El monacato primitivo autóctono, existente en otras regiones de la Península italiana, fue olvidado debido al impacto causado por la presencia del monacato fundado por San Benito (+547) en la primera mitad del siglo VI.

c) Orígenes del monacato en Francia
En las comunidades cristianas de las Galias parece que no existe una conexión entre el ascetismo anterior y el monacato, sino que éste tiene su origen con la presencia de un extranjero, San Martín, un oriundo de Panonia (Hungría) al que con el correr del tiempo se le conocerá como San Martín de Tours. Sin embargo, el ascetismo aparece con las primeras comunidades cristianas; entre los mártires de Lyón, a finales del siglo n, figura el asceta Alcibíades; pero las noticias eclesiásticas sobre los ascetas son prácticamente inexistentes hasta el Concilio de Valence (374) que se ocupa de las jóvenes que se consagraron a Dios y después contrajeron matrimonio, siendo infieles a su compromiso.

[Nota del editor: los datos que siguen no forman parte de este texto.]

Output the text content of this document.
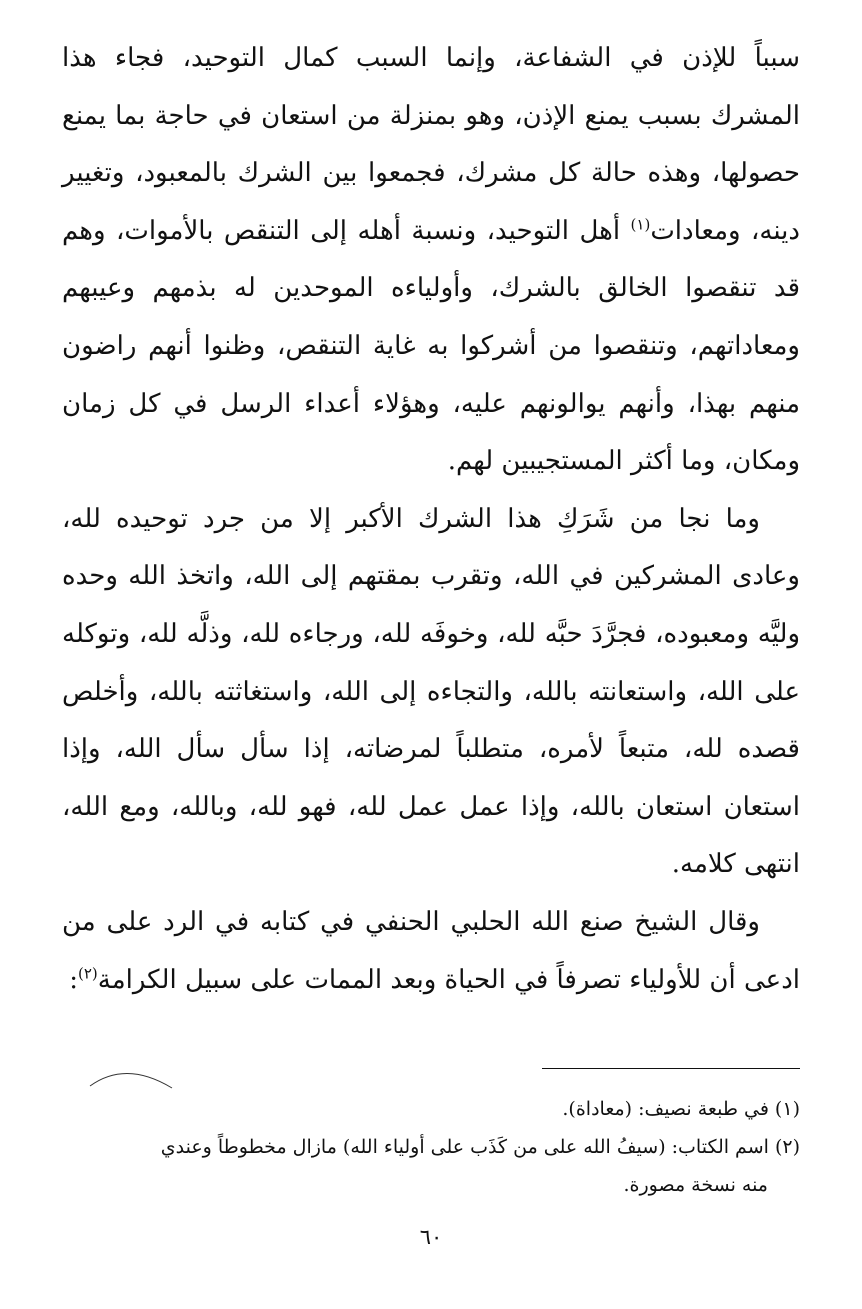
سبباً للإذن في الشفاعة، وإنما السبب كمال التوحيد، فجاء هذا المشرك بسبب يمنع الإذن، وهو بمنزلة من استعان في حاجة بما يمنع حصولها، وهذه حالة كل مشرك، فجمعوا بين الشرك بالمعبود، وتغيير دينه، ومعادات$^{(١)}$ أهل التوحيد، ونسبة أهله إلى التنقص بالأموات، وهم قد تنقصوا الخالق بالشرك، وأولياءه الموحدين له بذمهم وعيبهم ومعاداتهم، وتنقصوا من أشركوا به غاية التنقص، وظنوا أنهم راضون منهم بهذا، وأنهم يوالونهم عليه، وهؤلاء أعداء الرسل في كل زمان ومكان، وما أكثر المستجيبين لهم.

وما نجا من شَرَكِ هذا الشرك الأكبر إلا من جرد توحيده لله، وعادى المشركين في الله، وتقرب بمقتهم إلى الله، واتخذ الله وحده وليَّه ومعبوده، فجرَّدَ حبَّه لله، وخوفَه لله، ورجاءه لله، وذلَّه لله، وتوكله على الله، واستعانته بالله، والتجاءه إلى الله، واستغاثته بالله، وأخلص قصده لله، متبعاً لأمره، متطلباً لمرضاته، إذا سأل سأل الله، وإذا استعان استعان بالله، وإذا عمل عمل لله، فهو لله، وبالله، ومع الله، انتهى كلامه.

وقال الشيخ صنع الله الحلبي الحنفي في كتابه في الرد على من ادعى أن للأولياء تصرفاً في الحياة وبعد الممات على سبيل الكرامة$^{(٢)}$:

(١) في طبعة نصيف: (معاداة).

(٢) اسم الكتاب: (سيفُ الله على من كَذَب على أولياء الله) مازال مخطوطاً وعندي

منه نسخة مصورة.

٦٠
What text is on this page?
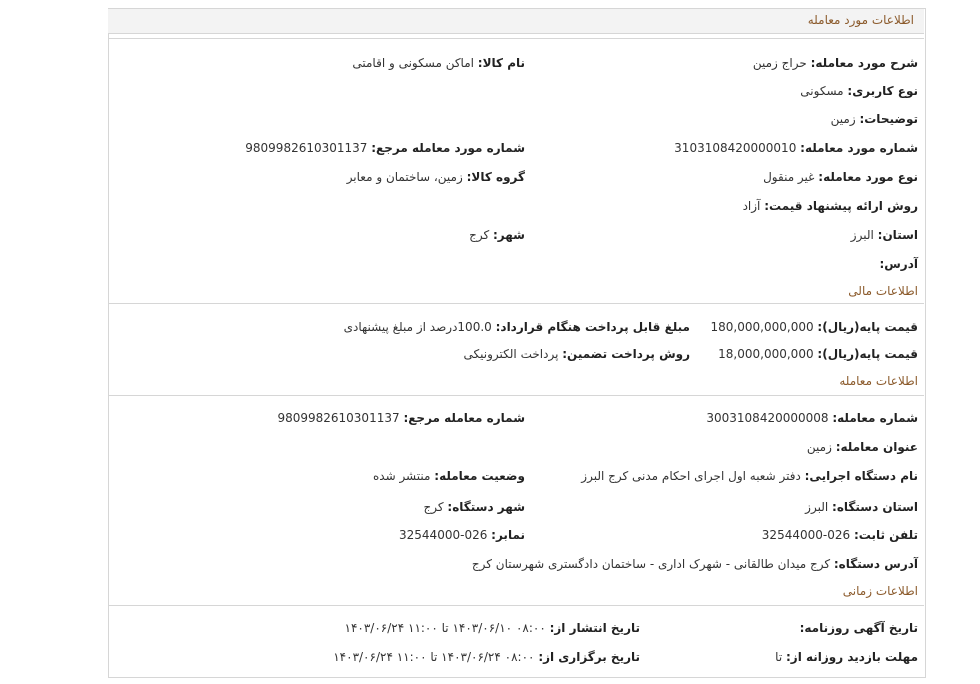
اطلاعات مورد معامله

شرح مورد معامله: حراج زمین
نام کالا: اماکن مسکونی و اقامتی
نوع کاربری: مسکونی
توضیحات: زمین
شماره مورد معامله: 3103108420000010
شماره مورد معامله مرجع: 9809982610301137
نوع مورد معامله: غیر منقول
گروه کالا: زمین، ساختمان و معابر
روش ارائه پیشنهاد قیمت: آزاد
استان: البرز
شهر: کرج
آدرس:
اطلاعات مالی
قیمت پایه(ریال): 180,000,000,000
مبلغ قابل پرداخت هنگام قرارداد: 100.0درصد از مبلغ پیشنهادی
قیمت پایه(ریال): 18,000,000,000
روش پرداخت تضمین: پرداخت الکترونیکی
اطلاعات معامله
شماره معامله: 3003108420000008
شماره معامله مرجع: 9809982610301137
عنوان معامله: زمین
نام دستگاه اجرایی: دفتر شعبه اول اجرای احکام مدنی کرج البرز
وضعیت معامله: منتشر شده
استان دستگاه: البرز
شهر دستگاه: کرج
تلفن ثابت: 026-32544000
نمابر: 026-32544000
آدرس دستگاه: کرج میدان طالقانی - شهرک اداری - ساختمان دادگستری شهرستان کرج
اطلاعات زمانی
تاریخ آگهی روزنامه:
تاریخ انتشار از: ۰۸:۰۰ ۱۴۰۳/۰۶/۱۰ تا ۱۱:۰۰ ۱۴۰۳/۰۶/۲۴
مهلت بازدید روزانه از: تا
تاریخ برگزاری از: ۰۸:۰۰ ۱۴۰۳/۰۶/۲۴ تا ۱۱:۰۰ ۱۴۰۳/۰۶/۲۴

Una decretal del papa Siricio (384-399) constata la existencia de dos clases de vírgenes en Francia: las que se han consagrado a Dios y que han recibido litúrgicamente el velo, y otras que no lo han recibido; en caso de infidelidad, las primeras deberían ser castigadas más severamente que las segundas.


San Martín de Tours
 
Hasta la llegada de San Martín de Tours (360 o 361), la vida monástica era desconocida en las Galias, aunque pudiera haber sido San Hilario de Poitiers el primero en abrazarla, porque Sulpicio Severo lo presenta rodeado de hermanos, los cuales no pueden ser sino monjes o ascetas, ya fuesen laicos o clérigos. También en Tréveris existía una comunidad monástica, cuyo origen habrá que remontar probablemente a la presencia de San Atanasio cuando fue desterrado a esta ciudad.

San Martín de Tours implantó la vida monástica no sólo en su diócesis, sino por todas las Galias. Entre todos los monasterios por él fundados sobresale el de Marmoutier, junto al río Loira. Era un monasterio clerical y laical a la vez; los clérigos ayudaban a San Martín en las tareas pastorales y evangelizadoras de su diócesis. A tenor de su biógrafo Sulpicio Severo, cuando murió San Martín de Tours (397), más de dos mil monjes acudieron a su entierro.

2. EL MONACATO DE SAN AGUSTÍN
a) El monacato africano antes de San Agustín

San Agustín
 
No faltan autores que afirman que en África no existió el monacato hasta el retorno de San Agustín, después de su conversión en Milán (387), pero esta afirmación carece por completo de fundamento. Lo que ocurrió fue que el esplendor del nombre de San Agustín mandó al olvido el nombre de la práctica totalidad de sus predecesores en la vida monástica norteafricana.

Es imposible que el extraordinario florecimiento que tuvo el ascetismo norteafricano, especialmente en la Iglesia de Cartago, bajo la docta y fascinante dirección de sus mejores maestros, Tertuliano (+220) y San Cipriano (+258), no hubiese tenido continuidad en la formación de algunos grupos de monjes anacoretas o cenobitas.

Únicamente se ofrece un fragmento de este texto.